The Kingston Library will be one of 25 libraries across the state to be featured a duo’s book and traveling exhibit about rural areas.

According to a press release, photographers Don House and Sabine Schmidt will include the library in a project titled “Remote Access.” The project “highlights small libraries and the people who rely on them across the state of Arkansas,” the release states.

“Inspired by a love of libraries and the crucial role libraries play in their communities, the photographers have selected 25 of the smallest of the 235 public libraries in Arkansas for the project,” the release states. “In conjunction with Dr. Robert Cochran, director of the Center for Arkansas and Regional Studies at the University of Arkansas in Fayetteville, Schmidt and House will publish the resulting collection of photographs as a book through the University of Arkansas Press and create a traveling exhibition.”

The photographers will be at the Kingston Library from 2-5:30 p.m. this Thursday, Aug. 15, and will take photos of patrons in the feed store next door to the library. The Friends of the Kingston Library purchased the store recently for future renovation.
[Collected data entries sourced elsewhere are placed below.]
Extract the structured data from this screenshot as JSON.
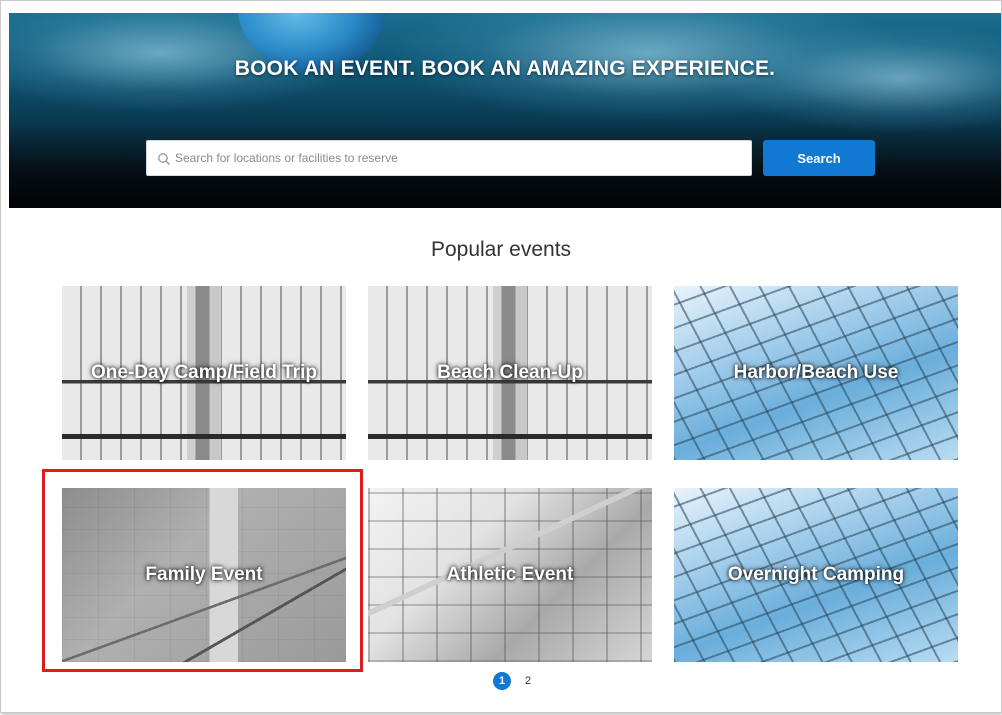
{
  "hero": {
    "title": "BOOK AN EVENT. BOOK AN AMAZING EXPERIENCE."
  },
  "search": {
    "placeholder": "Search for locations or facilities to reserve",
    "button_label": "Search",
    "icon": "search-icon"
  },
  "popular": {
    "title": "Popular events",
    "events": [
      {
        "label": "One-Day Camp/Field Trip",
        "image": "atrium-skylight"
      },
      {
        "label": "Beach Clean-Up",
        "image": "atrium-skylight"
      },
      {
        "label": "Harbor/Beach Use",
        "image": "glass-dome"
      },
      {
        "label": "Family Event",
        "image": "stone-stairs",
        "highlighted": true
      },
      {
        "label": "Athletic Event",
        "image": "skylight-interior"
      },
      {
        "label": "Overnight Camping",
        "image": "glass-dome"
      }
    ]
  },
  "pagination": {
    "pages": [
      "1",
      "2"
    ],
    "current": "1"
  },
  "colors": {
    "accent": "#1279d2",
    "highlight": "#dd1d1d"
  }
}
Kingston Librarian Linda Davidson said she’s excited for the library’s opportunity to be featured.

“We’re honored to be chosen to be in the book, and we’re looking forward to some pictures with a lot of people Thursday,” Davidson said. “I have a lot of my patrons coming.”

The release states that House’s “interest is in the people who come to the library and who use the space and the services.”

“I’m interested in the people, their personality, what they’re wearing, what they’re carrying [and] why they are there,” House says in the release. “There is no posing, no preconceived notion. When I’m done, if I’ve been successful, I have opened a window on the community and the people who make it what it is.”

Davidson said a local clown, Speckles, will also be on-hand Thursday.

Davidson said the project will give smaller libraries a chance to shine in a way they’re not often afforded.

“We kind of get pushed under the carpet by the big [libraries],” she said. “We have a lot to offer that may be overlooked in a big library. So [visitors] can see things here that they might not see in a big library.”

All patrons photographed Thursday will receive a complimentary print of their photograph, according to the release.